Het is eind november. Ze hebben weer een woensdagnamiddag zonder jas kunnen buiten spelen en in de bomen klimmen. We kunnen van 2020 veel zeggen, maar ‘t is heel vaak heel schoon weer geweest. De zon is vele malen prachtig op- en ondergegaan en ik heb er vaker bij stilgestaan. Terwijl ik dit schrijf, valt er weer een magistraal licht op de bomen in de tuin. Zolang de zon blijft shinen zoals ze dat al miljoenen jaren doet, komt alles goed.
Winterslaap
Mijn jaarlijkse herfstvermoeidheid is erger dan ooit. Ik heb dit jaar te hard gewerkt, me te veel in haarspeldbochten gewrongen om al mijn rollen te combineren. Corona heeft mijn leefritme niet vertraagd, integendeel. Als de village to raise a child helemaal wegvalt, is de druk op de gezinnen hoger dan ooit. We combineren ons een ongeluk, maar alle leuke dingen die de druk van de ketel kunnen halen, zijn geschrapt. Dat eist zijn tol, en dan spreek ik zeker niet alleen voor mezelf.
Ik wil in winterslaap en niet meer moeten buitenkomen. Dit jaar is het nog verleidelijker om me in de allenigheid te wentelen dan andere jaren. Ik begrijp niet veel van fysica, maar wel dat een lichaam dat in rust is in rust wil blijven en dat een lichaam dat ligt te vegeteren in de zetel, wil blijven vegeteren. Hoe langer de eenzaamheid duurt, hoe moeilijker ze te verbreken.
Silver blessings …
Het sociaal contact dat ik kan krijgen, grijp ik met beide handen. Ik ben blij dat mijn vriendinnen me naar buiten sleuren, ook als het regent, en dat een avond wandelen, giechelen en schaterlachen me toch weer energie geeft om de volgende dag aan te kunnen. Ik ben blij met mijn wijs gekozen knuffelcontact en de zalige dagen die we al samen hebben doorgebracht. Silver blessings, count your linings … Of zoiets.
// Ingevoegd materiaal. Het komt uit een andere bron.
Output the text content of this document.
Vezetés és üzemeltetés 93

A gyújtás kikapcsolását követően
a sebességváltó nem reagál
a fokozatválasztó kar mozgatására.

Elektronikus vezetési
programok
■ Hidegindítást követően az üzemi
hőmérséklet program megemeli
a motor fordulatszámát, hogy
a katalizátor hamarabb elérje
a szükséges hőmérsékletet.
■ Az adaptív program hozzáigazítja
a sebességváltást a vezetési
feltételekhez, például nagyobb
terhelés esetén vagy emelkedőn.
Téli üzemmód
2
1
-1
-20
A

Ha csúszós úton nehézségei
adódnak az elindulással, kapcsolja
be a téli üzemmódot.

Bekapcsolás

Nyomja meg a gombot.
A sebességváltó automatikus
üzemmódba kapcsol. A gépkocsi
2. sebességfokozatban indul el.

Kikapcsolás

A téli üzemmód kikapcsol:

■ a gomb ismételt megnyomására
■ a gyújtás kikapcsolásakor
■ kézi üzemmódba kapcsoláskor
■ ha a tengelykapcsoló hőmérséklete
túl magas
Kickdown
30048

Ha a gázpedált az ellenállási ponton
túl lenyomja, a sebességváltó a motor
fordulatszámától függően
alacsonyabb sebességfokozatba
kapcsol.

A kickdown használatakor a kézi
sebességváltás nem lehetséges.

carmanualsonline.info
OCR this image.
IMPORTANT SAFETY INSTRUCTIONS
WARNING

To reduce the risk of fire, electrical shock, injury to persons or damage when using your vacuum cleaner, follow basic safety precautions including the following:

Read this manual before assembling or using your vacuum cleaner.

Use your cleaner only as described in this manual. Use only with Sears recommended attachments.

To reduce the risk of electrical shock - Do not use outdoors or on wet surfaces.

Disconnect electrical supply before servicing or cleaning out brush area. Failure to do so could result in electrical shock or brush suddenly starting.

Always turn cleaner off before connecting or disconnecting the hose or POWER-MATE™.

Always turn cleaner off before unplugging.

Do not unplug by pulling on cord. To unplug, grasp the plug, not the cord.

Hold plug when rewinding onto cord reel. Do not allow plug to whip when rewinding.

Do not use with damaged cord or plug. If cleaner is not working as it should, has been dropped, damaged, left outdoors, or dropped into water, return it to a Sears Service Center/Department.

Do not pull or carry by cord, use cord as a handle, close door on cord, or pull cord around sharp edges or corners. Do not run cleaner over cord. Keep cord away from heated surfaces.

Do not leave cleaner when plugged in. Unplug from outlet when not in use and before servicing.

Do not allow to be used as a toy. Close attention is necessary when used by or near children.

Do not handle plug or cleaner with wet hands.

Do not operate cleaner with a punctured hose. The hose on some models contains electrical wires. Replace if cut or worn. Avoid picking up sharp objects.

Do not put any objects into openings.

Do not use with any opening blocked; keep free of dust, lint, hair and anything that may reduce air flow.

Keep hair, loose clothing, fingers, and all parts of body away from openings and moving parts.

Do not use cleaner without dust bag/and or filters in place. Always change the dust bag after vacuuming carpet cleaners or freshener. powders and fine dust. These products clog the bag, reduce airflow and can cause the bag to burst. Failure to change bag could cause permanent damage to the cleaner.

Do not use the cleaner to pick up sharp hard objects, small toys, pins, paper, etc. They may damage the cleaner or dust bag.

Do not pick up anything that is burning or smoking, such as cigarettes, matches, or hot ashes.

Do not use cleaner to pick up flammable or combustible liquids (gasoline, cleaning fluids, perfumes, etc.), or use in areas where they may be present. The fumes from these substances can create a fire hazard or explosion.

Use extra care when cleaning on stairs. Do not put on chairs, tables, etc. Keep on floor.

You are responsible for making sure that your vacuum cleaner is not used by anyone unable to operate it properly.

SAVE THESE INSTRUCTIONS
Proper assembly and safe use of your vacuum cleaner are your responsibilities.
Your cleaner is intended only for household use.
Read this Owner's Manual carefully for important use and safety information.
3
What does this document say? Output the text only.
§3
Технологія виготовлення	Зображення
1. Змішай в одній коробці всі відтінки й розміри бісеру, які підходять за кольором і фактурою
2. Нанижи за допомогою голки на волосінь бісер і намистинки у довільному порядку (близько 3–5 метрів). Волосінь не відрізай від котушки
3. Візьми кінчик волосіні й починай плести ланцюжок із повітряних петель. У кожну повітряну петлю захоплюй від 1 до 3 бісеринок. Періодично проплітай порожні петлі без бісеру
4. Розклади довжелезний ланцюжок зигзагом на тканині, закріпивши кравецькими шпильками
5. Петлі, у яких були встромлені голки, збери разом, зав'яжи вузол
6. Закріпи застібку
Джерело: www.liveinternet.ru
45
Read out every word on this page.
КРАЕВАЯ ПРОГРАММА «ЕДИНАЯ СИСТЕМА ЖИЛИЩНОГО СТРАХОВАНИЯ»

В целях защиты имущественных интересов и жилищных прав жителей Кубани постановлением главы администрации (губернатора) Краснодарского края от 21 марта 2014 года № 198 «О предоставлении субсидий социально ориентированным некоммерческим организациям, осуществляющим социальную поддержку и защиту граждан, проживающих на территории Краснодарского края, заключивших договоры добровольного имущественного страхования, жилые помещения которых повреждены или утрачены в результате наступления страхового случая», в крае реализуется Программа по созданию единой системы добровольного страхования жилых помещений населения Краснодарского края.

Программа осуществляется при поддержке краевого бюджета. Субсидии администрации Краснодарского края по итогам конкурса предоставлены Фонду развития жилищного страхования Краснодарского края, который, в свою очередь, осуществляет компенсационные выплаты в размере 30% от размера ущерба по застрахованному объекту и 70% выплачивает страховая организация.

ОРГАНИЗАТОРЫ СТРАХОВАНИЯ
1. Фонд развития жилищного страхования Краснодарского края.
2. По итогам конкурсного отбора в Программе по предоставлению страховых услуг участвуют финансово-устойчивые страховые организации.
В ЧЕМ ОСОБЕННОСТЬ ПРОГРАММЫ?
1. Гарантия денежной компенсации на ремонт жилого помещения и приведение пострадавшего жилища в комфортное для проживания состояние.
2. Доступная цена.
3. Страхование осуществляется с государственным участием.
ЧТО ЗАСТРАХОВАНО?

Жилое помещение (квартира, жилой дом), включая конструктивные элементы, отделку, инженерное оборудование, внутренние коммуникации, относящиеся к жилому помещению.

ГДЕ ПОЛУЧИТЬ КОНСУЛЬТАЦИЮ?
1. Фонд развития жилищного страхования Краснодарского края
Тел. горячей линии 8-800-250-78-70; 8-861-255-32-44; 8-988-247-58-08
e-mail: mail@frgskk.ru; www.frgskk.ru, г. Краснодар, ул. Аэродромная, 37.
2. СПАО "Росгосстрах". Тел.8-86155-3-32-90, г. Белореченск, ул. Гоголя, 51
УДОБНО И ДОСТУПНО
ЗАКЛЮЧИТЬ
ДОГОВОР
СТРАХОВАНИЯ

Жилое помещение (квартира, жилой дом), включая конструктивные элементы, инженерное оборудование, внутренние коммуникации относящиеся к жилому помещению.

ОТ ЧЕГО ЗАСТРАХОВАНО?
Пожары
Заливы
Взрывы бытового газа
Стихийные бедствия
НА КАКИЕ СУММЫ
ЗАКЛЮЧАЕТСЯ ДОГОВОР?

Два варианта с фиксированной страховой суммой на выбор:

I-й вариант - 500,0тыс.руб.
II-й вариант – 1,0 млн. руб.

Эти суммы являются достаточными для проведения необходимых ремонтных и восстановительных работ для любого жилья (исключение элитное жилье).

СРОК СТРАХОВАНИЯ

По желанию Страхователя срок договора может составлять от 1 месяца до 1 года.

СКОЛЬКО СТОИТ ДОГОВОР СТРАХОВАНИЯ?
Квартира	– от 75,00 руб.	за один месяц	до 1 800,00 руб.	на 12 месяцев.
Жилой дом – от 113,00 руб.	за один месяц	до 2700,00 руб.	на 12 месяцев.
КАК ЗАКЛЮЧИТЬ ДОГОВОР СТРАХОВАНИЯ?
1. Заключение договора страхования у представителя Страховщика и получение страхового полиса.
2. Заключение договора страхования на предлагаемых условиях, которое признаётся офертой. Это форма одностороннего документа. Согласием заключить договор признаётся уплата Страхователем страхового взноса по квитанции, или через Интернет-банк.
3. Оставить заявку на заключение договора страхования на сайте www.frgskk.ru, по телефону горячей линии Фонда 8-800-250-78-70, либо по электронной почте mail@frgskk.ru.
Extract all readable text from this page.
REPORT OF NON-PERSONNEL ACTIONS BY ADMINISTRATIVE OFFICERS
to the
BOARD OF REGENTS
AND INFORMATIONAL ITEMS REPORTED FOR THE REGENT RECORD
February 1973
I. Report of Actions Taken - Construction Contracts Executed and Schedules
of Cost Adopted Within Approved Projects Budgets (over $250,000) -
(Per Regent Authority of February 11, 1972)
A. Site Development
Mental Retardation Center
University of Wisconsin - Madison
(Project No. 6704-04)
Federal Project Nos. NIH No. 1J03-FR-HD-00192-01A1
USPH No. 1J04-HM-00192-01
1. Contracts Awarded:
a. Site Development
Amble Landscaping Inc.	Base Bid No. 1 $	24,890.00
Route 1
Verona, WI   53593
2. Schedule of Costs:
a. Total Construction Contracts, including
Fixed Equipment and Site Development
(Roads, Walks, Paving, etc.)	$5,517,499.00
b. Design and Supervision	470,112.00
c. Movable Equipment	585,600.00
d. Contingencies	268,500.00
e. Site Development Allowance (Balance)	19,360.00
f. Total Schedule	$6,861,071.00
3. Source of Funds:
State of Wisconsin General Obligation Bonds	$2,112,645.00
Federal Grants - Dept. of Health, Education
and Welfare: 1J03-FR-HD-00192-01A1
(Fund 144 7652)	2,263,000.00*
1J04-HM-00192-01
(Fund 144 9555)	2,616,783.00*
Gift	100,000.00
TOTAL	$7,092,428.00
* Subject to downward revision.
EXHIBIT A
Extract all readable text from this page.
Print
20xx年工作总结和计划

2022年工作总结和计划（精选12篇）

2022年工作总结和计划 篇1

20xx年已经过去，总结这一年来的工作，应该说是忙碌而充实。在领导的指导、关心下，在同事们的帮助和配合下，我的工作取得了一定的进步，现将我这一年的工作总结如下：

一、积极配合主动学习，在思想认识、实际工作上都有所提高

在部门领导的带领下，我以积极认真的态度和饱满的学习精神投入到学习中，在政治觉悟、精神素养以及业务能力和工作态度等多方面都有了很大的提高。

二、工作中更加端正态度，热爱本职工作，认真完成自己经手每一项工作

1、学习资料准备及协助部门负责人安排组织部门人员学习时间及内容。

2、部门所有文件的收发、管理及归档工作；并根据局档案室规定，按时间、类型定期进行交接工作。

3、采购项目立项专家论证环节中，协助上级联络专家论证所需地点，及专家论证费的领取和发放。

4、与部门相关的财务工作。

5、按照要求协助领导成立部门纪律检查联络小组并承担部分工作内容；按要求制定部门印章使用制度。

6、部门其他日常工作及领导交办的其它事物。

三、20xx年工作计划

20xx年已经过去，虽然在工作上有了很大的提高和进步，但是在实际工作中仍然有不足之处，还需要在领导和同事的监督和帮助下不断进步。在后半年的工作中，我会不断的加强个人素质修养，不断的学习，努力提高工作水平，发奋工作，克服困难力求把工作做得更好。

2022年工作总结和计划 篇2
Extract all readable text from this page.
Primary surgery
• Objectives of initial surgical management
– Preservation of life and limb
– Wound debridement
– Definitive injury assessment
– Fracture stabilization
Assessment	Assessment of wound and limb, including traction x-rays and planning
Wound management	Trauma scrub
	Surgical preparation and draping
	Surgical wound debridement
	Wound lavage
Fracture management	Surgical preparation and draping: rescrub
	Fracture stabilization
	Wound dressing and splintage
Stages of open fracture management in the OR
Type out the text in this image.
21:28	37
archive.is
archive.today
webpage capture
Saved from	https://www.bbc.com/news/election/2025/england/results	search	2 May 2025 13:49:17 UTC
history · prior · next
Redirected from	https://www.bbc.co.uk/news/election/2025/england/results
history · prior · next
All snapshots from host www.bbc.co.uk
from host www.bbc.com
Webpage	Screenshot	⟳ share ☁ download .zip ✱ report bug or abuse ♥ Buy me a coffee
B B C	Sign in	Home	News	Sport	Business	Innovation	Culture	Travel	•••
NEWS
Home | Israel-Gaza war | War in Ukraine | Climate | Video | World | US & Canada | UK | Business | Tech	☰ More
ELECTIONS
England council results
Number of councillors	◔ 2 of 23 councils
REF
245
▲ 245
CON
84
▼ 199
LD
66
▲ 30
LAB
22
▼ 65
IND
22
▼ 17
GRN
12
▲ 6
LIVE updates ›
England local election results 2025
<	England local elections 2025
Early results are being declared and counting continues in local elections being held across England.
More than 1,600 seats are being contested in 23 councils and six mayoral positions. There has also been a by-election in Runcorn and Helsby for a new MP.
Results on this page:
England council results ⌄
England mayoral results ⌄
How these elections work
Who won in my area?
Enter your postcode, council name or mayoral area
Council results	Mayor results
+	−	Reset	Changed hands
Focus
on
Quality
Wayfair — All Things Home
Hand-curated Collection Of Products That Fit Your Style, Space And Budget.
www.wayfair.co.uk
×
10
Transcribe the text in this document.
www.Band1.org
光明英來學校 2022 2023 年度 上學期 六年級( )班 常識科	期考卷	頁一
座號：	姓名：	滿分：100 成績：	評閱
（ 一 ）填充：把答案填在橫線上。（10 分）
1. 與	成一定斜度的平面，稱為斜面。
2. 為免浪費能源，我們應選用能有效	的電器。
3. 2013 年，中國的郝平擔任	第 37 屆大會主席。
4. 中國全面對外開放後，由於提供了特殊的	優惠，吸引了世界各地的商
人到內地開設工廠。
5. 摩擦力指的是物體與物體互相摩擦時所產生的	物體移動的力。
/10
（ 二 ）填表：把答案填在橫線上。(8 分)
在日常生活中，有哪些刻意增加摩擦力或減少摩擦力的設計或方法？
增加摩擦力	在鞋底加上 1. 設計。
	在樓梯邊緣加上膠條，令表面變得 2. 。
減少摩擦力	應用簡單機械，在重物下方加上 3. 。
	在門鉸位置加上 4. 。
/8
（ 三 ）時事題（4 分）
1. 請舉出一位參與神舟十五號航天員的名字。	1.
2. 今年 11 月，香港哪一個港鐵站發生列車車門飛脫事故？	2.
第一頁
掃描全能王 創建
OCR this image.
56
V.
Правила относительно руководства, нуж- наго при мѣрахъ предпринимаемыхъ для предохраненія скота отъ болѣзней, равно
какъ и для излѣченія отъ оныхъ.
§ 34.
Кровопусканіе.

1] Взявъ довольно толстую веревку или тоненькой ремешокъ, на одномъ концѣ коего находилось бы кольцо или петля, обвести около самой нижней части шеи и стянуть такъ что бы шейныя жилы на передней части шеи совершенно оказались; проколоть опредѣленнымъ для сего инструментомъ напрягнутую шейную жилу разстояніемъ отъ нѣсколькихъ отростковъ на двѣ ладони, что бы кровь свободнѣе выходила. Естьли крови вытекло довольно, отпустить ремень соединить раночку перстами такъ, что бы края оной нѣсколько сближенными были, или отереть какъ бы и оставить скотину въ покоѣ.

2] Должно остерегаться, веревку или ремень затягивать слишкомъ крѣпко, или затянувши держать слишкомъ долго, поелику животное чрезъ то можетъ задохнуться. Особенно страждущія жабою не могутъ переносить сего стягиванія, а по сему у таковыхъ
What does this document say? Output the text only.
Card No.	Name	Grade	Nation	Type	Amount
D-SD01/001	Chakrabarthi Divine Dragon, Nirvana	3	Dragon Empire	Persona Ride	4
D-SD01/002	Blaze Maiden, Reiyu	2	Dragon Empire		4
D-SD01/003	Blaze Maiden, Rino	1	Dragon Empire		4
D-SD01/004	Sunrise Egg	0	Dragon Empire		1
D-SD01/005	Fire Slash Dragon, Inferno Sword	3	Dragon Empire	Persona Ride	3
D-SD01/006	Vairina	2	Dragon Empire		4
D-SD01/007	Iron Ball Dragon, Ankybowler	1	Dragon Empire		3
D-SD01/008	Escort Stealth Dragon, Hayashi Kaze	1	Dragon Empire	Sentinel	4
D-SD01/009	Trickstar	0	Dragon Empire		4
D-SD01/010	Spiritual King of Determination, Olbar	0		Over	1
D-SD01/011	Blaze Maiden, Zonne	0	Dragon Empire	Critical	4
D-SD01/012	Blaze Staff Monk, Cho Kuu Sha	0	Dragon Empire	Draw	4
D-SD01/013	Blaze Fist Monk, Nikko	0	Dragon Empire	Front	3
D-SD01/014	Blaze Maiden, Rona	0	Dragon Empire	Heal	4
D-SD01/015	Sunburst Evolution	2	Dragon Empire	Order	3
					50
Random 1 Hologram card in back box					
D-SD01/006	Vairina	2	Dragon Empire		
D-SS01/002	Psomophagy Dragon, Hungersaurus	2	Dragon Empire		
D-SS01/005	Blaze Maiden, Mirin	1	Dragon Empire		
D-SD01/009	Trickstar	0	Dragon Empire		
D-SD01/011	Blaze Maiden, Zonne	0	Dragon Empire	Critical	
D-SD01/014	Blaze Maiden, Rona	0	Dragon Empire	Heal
2020 heeft me geleerd om de kleine dingen meer te appreciëren: speeltuinen die open zijn, een glas rode wijn op café, dat soort dingen. Ik dacht dat ik dat al geleerd had door de afgelopen jaren: het verliezen van mijn mama, mijn scheiding en het verliezen van een kerngezin … Maar die zaken zijn individueel, en je kan daar wel dingen uit leren, maar je moet ook gewoon blijven functioneren in een wereld die die wijsheid nog niet verworven heeft.
Moral fatigue en de dreiging van normaal
2020 is anders. We zijn allemaal collectief en mondiaal in rouw. We zijn allemaal collectief en mondiaal tot in elke vezel vermoeid. Op een podcast hoorde ik een uitstekende uitleg over moral fatigue. Dat pakweg een brood gaan kopen nu veel meer denkwerk vergt dan vroeger: heb ik mijn mondmasker bij, zijn mijn handen ontsmet, hoe lang zal de rij bij de bakker zijn … Wanneer we thuiskomen met ons brood zijn we uitgeput. Dat is normaal, dat hebben we allemaal. De gewone dingen zijn niet meer gewoon.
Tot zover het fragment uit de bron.